臺灣博碩士論文加值系統

目的： 目前已有研究指出重症病患延遲入住加護病房對病患預後的影響，但仍鮮有研究以急診等待加護病房的時間，來探討其對重症病患預後結果的影響。本研究目的在於探討於急診等待加護病房的重症病患，等待時間對其預後及醫療照護資源使用的影響。

設計： 這是一個透過病例回顧的回溯型研究。於2009年7月至2010年6月，所有成人(實際年齡大於17歲) 非外傷的病患，在急診因急性呼吸衰竭而使用呼吸器支持者，皆納入分析。透過回顧病歷記載，收集了每個個案的人口統計學資料、檢傷級數、到急診時之生命徵象、等待加護病房時間、出院狀態、急性生理及慢性健康評估分數項目、72小時急診非計畫性再回診、出院14天內再住院、呼吸器使用天數、加護病房住院天數、總住院天數等項目納入統計分析。於病患存活與否的結果分組，連續變項用以 Student’s t test、Wilcoxon’s rank sum test，類別變項以 Chi-square及 Fisher’s exact test來分析組間是否有統計上的顯著差異，最後以Cox regression 及 logistic regression來做多元迴歸分析，以探討急診急性呼吸衰竭並使用呼吸器支持的重症病患，加護病房等待時間對其預後結果的影響。

背景設定： 急診部門及加護病房。

病人: 於急診因急性呼吸衰竭而使用呼吸器支持之非外傷成人病患(實際年齡大於17歲)，且成功存活入住到加護病房者。

介入： 無。

結果： 本研究計有1014名個案納入分析，並以病患的存活與否(加護病房21天死亡率、在院死亡率)、較多資源使用與否來作為研究的結果變項；而較多資源使用以呼吸器依賴 (呼吸器連續使用大於21天) 及超長住院 (住院天數大於30天) 來做評估。在Cox迴歸模式下，研究發現加護病房等待時間對病患死亡率而言是一個會質性改變 (危害、非危害) 的變項。故以擬化學滴定的方式，定位出質性改變的時間位置，是發生在急診等待加護病房的9至10小時。於等待時間的前9小時，對加護病房21天死亡率而言，等待時間(單位：小時) 的死亡危險比為1.146 (95% 信賴區間為 1.066-1.232)。而當等待時間延伸超過10小時，卻發現等待時間的死亡危險比於統計上開始呈現不顯著的結果，甚而開始質性改變而成非危害效果。對在院死亡率而言，以同樣方法定位出質性改變的時間位置，是發生在急診等待加護病房的11至12小時，於前11小時等待時間的死亡危險比為1.056 (95% 信賴區間為 1.005-1.110)。此外，急性生理與慢性健康評估分數較高者，對病患死亡率亦是風險因子。

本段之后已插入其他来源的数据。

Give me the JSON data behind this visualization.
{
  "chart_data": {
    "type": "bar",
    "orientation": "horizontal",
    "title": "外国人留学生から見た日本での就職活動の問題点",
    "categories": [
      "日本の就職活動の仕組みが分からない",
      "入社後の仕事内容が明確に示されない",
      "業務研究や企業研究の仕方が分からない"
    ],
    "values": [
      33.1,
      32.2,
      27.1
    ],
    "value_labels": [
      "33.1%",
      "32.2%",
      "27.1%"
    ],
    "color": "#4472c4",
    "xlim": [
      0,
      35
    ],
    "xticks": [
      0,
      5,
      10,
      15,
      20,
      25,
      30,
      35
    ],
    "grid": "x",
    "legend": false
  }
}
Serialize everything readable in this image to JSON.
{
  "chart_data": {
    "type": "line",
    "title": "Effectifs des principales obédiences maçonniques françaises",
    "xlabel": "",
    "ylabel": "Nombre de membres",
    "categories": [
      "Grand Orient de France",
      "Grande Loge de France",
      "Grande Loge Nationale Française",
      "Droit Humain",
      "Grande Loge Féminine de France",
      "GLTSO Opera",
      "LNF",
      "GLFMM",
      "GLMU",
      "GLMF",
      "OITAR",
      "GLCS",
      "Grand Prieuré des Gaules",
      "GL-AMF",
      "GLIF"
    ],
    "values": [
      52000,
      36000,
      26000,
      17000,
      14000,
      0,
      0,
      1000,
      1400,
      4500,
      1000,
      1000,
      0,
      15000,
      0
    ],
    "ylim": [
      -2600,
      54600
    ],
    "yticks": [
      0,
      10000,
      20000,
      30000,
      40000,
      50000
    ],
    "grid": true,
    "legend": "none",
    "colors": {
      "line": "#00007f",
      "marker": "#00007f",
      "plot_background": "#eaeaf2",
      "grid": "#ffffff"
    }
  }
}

而在Cox回歸模式下分析院內死亡機率，以呼吸系統感染為參考類別，我們發現診斷類別為顱內出血、敗血症、腸胃道出血、到院前心肺停止、非冠狀動脈疾病之心血管疾病的病患有相對較高的死亡風險，鬱血性心衰竭之診斷類別會有相對較佳的存活機率。對於存活至加護病房的急診病患而言，加護病房等待時間，在呼吸器依賴上的勝算比為1.015 (95% 信賴區間為 1.008-1.022)；在超長住院上的勝算比為1.016 (95% 信賴區間為 1.008-1.024)。

結論： 急診難以暫代加護病房對重症病患照護的角色，故對急診急性呼吸衰竭而使用呼吸器支持的病患，及時入住到加護病房對病患的預後是有裨益的，亦可降低日後醫療資源的使用。因愈延時入住加護病房，那些能因及時入住加護病房而降低死亡率的病患就愈少，使得加護病房對存活率的裨益會隨之下降，並在9至10小時後消失。而那些存活於延時入住加護病房的重症病患，其對醫療資源的耗用也隨著加護病房等待時間的延長而增加。重症病患延時入住加護病房而停滯於急診，對醫療照護體系是一個惡性循環；因救治不到有迫切需求的病人，而存活者對醫療照護的依賴也較多，因而排擠系統對新病患的處理流量，更增加急診重症病患停滯。
本研究建議醫療照護系統之官方相關管理者，應探求重症病患於急診停滯的原因，並設法解決或緩解此一困境，以減少因急診留滯對病患安全及病患健康的危害。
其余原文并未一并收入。